Prebilovci massacre
| Prebilovci massacres | |
|---|---|
Location of Prebilovci on a map of Occupied Yugoslavia | |
| Location | Villages of Prebilovci, Šurmanci, Golubinka pit |
| Coordinates | 43°05′39″N 17°45′13″E / 43.09417°N 17.75361°E |
| Date | August 1941 |
| Target | Civilian Serbs, including women and children |
Attack type | War crime, civilian massacre |
| Deaths | ~5,000 |
| Perpetrator | Croatian Ustaše |
| Motive | Religious-ethnic cleansing |
The Prebilovci massacre (Serbian: Масакр у Пребиловцима) was an atrocity and war crime perpetrated by the Croatian Ustaše in the Independent State of Croatia during the World War II genocide of Serbs.

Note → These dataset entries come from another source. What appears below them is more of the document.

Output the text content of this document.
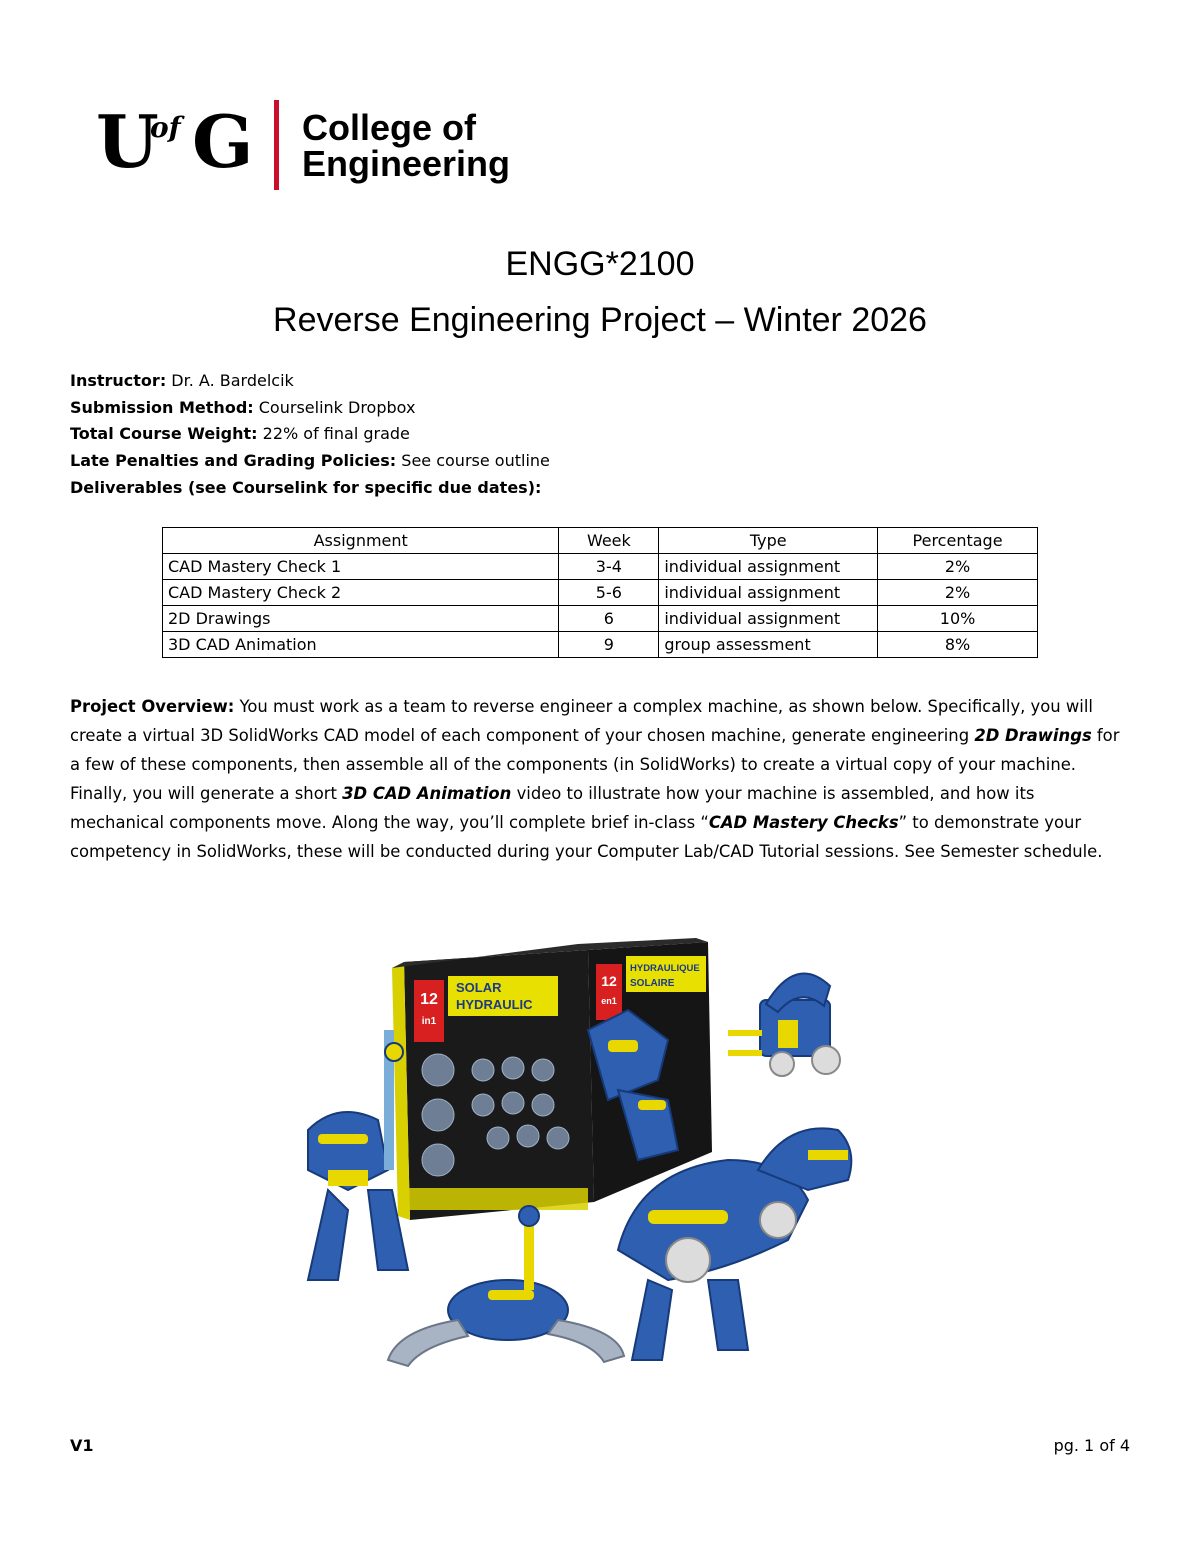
U
of G College of
Engineering
ENGG*2100
Reverse Engineering Project – Winter 2026
Instructor: Dr. A. Bardelcik
Submission Method: Courselink Dropbox
Total Course Weight: 22% of final grade
Late Penalties and Grading Policies: See course outline
Deliverables (see Courselink for specific due dates):
Assignment	Week	Type	Percentage
CAD Mastery Check 1	3-4	individual assignment	2%
CAD Mastery Check 2	5-6	individual assignment	2%
2D Drawings	6	individual assignment	10%
3D CAD Animation	9	group assessment	8%
Project Overview: You must work as a team to reverse engineer a complex machine, as shown below. Specifically, you will create a virtual 3D SolidWorks CAD model of each component of your chosen machine, generate engineering 2D Drawings for a few of these components, then assemble all of the components (in SolidWorks) to create a virtual copy of your machine. Finally, you will generate a short 3D CAD Animation video to illustrate how your machine is assembled, and how its mechanical components move. Along the way, you’ll complete brief in-class “CAD Mastery Checks” to demonstrate your competency in SolidWorks, these will be conducted during your Computer Lab/CAD Tutorial sessions. See Semester schedule.
12
in1
SOLAR
HYDRAULIC
12
en1
HYDRAULIQUE
SOLAIRE
S
T
E
M
V1	pg. 1 of 4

On 6 August 1941, the Ustaše killed around 600 women and children from the village of Prebilovci, Herzegovina, by throwing them into the Golubinka pit, near Šurmanci.
During the summer of 1941, the Ustaša continued with mass murders of Serbs – of 1,000 inhabitants of Prebilovci, 820 of them were killed, while in the neighbouring places of the lower basin of the Neretva river, including Šurmanci, around 4,000 Serbs were killed. The Golubinka pit was covered with concrete in 1961.